Abandonment Fears: Taking a Stand in a Vacuum
Remember from the developmental section in Chapter 4 that boundaries come after bonding. God designed the learning process this way. Babies must be secure before they learn boundaries so that learning separateness will not be frightening, but new and exciting. Children who have good connections naturally begin to set boundaries and move away from others. They have enough love inside to risk setting boundaries and gaining independence.
But if one does not have secure bonding, setting boundaries is too frightening. Many people stay in destructive relationships because they fear abandonment. They fear that if they stand up for themselves, they will be all alone in the world. They would rather have no boundaries and some connection than have boundaries and be all alone.
Boundaries are not built in a vacuum. They must be undergirded by strong bonding to safe people, or they will fail. If you have a good support group to go to after setting boundaries with someone you love, you will not be alone.
Being “rooted and grounded” in love in the body of Christ and with God will be the developmental fuel you need to risk boundary setting. People often vacillate between compliance and isolation. Neither is healthy or sustainable for very long.
Over and over in our hospital program we have seen people in destructive patterns unable to set limits because they were working in a vacuum. They repeatedly say that the understanding support they received in the program fueled them to do the hard things they had never been able to do.
If It Were Easy, You Would Have Done It By Now
This chapter is about trouble, the kind Jesus warned about. “In this world you will have trouble. But take heart! I have overcome the world” (John 16:33). When you begin to do things Jesus’ way, you will encounter troubles—from both outside and inside. The world, the Devil, and even your own flesh will resist you and pressure you to do it the wrong way.
But the wrong way is not working. To do it right will be difficult, but he warned us about that. “Narrow [is] the road that leads to life” (Matt. 7:14). To hammer out a godly identity takes a lot of courage and a lot of work. And a lot of battles.
Running into resistance is a good sign that you are doing what you need to do. It will be worth it. Remember the clear message of the Scriptures: when you encounter resistances, persevering to the end will bring great reward, “receiving the goal of your faith, the salvation of your souls” (1 Peter 1:9). As James puts it, “Consider it pure joy, my brothers, whenever you face trials of many kinds, because you know that the testing of your faith develops perseverence. Perseverence must finish its work so that you may be mature and complete, not lacking anything” (James 1:2–4).
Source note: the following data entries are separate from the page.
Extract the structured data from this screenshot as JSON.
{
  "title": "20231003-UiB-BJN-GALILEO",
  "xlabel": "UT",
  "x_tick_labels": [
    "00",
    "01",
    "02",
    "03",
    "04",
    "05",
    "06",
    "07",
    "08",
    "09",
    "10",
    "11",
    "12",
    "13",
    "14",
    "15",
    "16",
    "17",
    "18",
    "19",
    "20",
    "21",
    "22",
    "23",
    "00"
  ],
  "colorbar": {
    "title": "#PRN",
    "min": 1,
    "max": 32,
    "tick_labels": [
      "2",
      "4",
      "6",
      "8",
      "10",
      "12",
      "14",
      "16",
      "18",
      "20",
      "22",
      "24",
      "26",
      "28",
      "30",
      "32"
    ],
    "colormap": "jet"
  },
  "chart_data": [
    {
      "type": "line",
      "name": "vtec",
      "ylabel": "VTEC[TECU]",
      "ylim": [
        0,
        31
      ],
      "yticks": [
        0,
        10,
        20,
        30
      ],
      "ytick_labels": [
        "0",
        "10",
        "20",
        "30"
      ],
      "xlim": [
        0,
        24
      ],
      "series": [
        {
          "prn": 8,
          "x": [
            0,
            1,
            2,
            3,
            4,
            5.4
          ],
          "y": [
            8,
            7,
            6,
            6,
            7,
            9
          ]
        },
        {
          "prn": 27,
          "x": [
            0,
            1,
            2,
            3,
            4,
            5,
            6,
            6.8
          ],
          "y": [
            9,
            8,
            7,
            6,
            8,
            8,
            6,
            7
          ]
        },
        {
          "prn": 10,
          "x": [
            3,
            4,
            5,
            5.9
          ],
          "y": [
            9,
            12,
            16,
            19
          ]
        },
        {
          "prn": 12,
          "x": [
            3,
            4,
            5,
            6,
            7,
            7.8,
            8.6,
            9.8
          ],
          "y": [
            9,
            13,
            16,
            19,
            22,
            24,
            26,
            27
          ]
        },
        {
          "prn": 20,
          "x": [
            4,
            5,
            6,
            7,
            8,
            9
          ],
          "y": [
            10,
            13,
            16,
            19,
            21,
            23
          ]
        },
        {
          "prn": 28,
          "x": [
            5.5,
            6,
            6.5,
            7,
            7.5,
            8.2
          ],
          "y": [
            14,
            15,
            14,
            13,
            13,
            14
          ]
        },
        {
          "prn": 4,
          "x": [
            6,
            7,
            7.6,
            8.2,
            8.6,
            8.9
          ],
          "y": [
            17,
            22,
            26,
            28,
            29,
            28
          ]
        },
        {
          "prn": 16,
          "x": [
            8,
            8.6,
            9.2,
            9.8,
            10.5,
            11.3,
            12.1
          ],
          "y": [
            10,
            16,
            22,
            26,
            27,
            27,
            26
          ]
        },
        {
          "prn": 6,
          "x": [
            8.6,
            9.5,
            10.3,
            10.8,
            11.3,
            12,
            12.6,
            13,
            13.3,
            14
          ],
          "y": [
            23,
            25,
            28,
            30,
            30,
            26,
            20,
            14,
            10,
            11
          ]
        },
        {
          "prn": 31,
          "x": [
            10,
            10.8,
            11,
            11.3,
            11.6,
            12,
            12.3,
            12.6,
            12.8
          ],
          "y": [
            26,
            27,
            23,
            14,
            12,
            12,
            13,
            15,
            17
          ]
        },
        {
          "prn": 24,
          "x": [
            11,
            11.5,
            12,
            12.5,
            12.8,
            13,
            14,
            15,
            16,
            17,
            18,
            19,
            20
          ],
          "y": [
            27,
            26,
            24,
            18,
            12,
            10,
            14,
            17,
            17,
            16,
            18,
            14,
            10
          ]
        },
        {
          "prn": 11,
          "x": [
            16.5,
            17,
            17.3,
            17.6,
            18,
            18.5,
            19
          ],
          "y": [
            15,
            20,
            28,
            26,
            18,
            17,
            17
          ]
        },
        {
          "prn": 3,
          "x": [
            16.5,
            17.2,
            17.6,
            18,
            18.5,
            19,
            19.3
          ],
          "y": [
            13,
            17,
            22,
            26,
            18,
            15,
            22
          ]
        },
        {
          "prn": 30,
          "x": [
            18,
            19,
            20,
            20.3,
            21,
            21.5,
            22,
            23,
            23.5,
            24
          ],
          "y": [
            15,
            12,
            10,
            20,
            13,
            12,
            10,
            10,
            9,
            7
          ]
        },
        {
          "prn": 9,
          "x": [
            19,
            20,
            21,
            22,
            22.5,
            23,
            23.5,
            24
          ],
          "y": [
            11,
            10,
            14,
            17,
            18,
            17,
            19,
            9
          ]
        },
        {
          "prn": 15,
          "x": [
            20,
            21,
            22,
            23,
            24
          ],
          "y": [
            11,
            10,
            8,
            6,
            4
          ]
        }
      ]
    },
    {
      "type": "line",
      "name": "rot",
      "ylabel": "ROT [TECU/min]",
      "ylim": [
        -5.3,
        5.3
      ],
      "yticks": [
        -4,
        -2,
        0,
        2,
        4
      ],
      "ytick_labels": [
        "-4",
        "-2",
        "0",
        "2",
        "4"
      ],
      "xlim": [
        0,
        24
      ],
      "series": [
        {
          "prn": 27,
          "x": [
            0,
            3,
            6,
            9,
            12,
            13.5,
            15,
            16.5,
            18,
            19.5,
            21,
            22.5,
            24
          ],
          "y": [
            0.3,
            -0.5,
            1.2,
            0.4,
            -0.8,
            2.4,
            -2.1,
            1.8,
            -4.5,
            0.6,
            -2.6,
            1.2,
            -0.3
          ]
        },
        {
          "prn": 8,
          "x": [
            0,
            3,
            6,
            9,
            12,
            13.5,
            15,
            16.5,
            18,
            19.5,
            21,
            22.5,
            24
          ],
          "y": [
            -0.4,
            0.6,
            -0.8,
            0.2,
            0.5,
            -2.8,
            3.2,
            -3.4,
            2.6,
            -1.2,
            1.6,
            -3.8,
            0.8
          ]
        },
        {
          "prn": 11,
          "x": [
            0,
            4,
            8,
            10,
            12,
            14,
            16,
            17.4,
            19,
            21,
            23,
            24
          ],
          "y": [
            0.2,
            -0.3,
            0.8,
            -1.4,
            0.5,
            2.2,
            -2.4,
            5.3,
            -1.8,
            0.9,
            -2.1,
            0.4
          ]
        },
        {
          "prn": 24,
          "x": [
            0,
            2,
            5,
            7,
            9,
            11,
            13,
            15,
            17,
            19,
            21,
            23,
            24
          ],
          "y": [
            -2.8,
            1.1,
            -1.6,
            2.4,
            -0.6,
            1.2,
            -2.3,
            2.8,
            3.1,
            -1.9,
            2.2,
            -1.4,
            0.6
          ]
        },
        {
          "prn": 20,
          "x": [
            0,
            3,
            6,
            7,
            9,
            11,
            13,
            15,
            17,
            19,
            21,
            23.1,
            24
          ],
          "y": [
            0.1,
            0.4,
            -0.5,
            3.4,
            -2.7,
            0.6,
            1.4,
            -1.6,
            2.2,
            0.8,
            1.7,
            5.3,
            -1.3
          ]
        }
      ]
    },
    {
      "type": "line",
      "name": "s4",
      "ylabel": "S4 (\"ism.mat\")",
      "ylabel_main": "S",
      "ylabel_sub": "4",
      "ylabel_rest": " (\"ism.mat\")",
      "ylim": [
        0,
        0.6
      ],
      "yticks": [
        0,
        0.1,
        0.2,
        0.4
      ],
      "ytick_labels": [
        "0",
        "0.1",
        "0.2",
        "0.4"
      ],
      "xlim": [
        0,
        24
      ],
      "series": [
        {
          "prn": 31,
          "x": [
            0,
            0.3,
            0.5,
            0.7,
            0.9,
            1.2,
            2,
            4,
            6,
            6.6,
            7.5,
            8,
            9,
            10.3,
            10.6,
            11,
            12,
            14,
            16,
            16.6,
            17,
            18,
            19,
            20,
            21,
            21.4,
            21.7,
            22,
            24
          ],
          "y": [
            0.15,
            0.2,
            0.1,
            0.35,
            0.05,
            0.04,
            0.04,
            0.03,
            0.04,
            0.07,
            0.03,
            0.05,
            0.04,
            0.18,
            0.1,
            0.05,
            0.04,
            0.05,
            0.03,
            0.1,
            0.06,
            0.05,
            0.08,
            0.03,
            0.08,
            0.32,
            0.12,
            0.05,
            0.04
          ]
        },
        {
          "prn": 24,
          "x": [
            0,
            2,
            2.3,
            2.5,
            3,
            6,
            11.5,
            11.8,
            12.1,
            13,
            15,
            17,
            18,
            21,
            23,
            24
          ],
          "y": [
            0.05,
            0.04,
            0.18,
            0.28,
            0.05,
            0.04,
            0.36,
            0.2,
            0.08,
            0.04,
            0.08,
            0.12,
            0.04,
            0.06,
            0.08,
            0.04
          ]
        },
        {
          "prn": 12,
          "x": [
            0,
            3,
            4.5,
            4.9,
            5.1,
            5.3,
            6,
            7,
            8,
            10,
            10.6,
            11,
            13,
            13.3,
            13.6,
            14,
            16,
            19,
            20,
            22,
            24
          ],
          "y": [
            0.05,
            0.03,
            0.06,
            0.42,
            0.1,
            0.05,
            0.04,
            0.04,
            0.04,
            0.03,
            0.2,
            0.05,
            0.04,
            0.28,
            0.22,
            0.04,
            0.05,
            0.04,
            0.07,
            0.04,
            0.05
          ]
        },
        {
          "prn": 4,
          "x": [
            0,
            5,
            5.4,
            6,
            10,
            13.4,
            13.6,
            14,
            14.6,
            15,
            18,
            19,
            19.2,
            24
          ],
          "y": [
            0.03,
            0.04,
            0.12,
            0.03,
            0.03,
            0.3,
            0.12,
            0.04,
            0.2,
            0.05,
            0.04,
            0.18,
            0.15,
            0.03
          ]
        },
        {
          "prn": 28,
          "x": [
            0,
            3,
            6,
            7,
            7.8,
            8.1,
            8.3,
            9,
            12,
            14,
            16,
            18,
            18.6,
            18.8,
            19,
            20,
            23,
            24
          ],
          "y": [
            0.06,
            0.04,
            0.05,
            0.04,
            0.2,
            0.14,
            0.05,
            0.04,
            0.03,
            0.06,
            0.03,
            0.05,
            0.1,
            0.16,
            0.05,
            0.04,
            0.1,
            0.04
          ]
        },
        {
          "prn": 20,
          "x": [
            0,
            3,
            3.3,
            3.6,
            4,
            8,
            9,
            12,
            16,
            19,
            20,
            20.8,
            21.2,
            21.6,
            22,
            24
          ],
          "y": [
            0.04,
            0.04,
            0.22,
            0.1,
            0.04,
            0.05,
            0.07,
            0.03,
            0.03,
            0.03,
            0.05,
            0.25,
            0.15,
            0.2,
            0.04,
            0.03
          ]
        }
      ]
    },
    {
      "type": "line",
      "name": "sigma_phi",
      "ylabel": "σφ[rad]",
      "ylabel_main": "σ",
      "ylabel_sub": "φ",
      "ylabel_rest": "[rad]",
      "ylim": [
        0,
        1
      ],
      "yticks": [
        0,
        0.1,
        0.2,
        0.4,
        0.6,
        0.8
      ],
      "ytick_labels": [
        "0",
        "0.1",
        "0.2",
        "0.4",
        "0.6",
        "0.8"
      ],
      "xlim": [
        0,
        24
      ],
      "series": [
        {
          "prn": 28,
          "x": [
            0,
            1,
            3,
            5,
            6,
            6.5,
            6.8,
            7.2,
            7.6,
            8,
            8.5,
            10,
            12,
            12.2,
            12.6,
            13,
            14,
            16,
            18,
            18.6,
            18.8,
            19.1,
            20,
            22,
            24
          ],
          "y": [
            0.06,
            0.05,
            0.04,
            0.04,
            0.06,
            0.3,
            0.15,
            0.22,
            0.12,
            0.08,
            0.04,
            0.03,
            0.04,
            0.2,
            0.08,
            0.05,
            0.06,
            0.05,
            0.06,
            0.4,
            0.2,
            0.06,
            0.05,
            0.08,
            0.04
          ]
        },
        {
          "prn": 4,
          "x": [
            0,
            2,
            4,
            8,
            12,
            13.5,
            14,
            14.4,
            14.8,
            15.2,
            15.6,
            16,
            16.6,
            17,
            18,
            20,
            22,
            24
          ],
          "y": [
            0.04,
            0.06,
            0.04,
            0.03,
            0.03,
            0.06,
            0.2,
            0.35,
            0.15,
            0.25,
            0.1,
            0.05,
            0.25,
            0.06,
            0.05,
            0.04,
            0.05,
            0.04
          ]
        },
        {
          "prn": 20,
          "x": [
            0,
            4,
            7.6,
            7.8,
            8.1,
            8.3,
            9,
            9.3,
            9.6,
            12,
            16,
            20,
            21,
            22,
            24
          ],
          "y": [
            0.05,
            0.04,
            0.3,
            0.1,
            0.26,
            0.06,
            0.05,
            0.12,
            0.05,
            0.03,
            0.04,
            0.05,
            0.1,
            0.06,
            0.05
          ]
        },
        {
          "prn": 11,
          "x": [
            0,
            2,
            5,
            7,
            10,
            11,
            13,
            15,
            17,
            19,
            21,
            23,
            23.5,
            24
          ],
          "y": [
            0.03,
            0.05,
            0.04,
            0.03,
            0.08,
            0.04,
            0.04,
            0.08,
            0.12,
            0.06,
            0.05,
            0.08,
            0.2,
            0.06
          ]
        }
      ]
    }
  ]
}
These resistances will surely come. I promise you. If they didn’t come, you would have established boundaries a long time ago. But as they come, see them in their biblical perspective. They are part of a long history of your sisters and brothers—people who have encountered many trials as they ventured out on the road of faith, seeking a better land. This journey is always riddled with trouble, but also with the promises of our Shepherd to carry us through if we do our part. Go for it.
1. See Henry Cloud, Changes That Heal: Understanding Your Past to Ensure a Healthier Future (Grand Rapids: Zondervan, 1992); and John Townsend, Hiding from Love: How to Change the Withdrawal Patterns That Isolate and Imprison You (Colorado Springs: NavPress, 1991).